Bei seinem Heimatsender Pro Sieben wird er für seine Arbeit hingegen weiterhin geschätzt. „Was für eine wilde Jagd auf @ThiloMischke“, schreibt der Privatsender auf der Plattform X. „Wir schätzen ihn, weil er seit Jahren unfassbar wichtige und gute Reportagen macht, für die er vielfach ausgezeichnet wurde. Ihn nur an einem Buch aus der Damals-Zeit zu messen, ist ein sehr sehr selbstgerechter Ansatz, der viel über diejenigen aussagt, die genau das machen.“
Man kann sich aus vielerlei Gründen fragen, ob Mischke zu „ttt“ passte. Ausgerechnet er? Die ARD-Kulturchefs, die für ihn waren, hätten deutlich sagen müssen, wieso die Wahl auf ihn fiel. Dass sie dazu nicht in der Lage waren, ist schwach.

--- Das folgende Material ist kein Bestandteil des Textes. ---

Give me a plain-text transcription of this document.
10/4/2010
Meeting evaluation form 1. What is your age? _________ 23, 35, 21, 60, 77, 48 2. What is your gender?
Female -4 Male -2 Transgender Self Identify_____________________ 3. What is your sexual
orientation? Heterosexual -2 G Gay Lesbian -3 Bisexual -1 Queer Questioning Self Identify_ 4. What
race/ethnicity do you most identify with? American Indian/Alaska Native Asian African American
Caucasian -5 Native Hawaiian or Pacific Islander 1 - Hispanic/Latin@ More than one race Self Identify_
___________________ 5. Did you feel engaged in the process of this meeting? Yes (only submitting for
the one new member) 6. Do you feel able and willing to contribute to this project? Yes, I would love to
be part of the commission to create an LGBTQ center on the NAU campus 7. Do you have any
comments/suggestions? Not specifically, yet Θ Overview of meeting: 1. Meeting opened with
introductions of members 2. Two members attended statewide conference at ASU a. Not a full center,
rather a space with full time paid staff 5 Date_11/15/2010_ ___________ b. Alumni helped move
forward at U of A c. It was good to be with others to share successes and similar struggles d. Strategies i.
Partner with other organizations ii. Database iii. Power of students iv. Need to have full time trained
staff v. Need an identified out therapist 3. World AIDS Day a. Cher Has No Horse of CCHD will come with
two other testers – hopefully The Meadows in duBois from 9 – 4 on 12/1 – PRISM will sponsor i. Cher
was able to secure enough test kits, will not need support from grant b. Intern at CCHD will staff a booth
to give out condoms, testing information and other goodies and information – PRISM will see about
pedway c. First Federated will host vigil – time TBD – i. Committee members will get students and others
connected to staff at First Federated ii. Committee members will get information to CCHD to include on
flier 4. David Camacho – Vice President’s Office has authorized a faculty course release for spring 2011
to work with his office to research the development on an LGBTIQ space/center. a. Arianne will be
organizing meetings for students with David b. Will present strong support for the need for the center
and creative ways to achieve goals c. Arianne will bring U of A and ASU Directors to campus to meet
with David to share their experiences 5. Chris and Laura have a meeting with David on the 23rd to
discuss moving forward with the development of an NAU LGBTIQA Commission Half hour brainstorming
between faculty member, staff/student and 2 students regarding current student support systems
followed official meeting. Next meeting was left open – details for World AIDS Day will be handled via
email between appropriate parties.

So gilt es, wie Christine Strobl sagt: „wieder zu einer normalen Debattenkultur“ zurückzukommen. Über die Konfrontation müsse man „im Nachgang sowohl intern als auch mit den Beteiligten im Bereich der Medien- und Kulturbranche sprechen“. Wenn sie höre, dass „anerkannte und beteiligte Personen aus der Branche sagen, sie trauen sich nicht mehr zu, in der Öffentlichkeit etwas zu dieser Debatte zu sagen, weil sie Angst haben, sich einem persönlichen Shitstorm auszusetzen“, dann sei das besorgniserregend. Wer wollte dem widersprechen?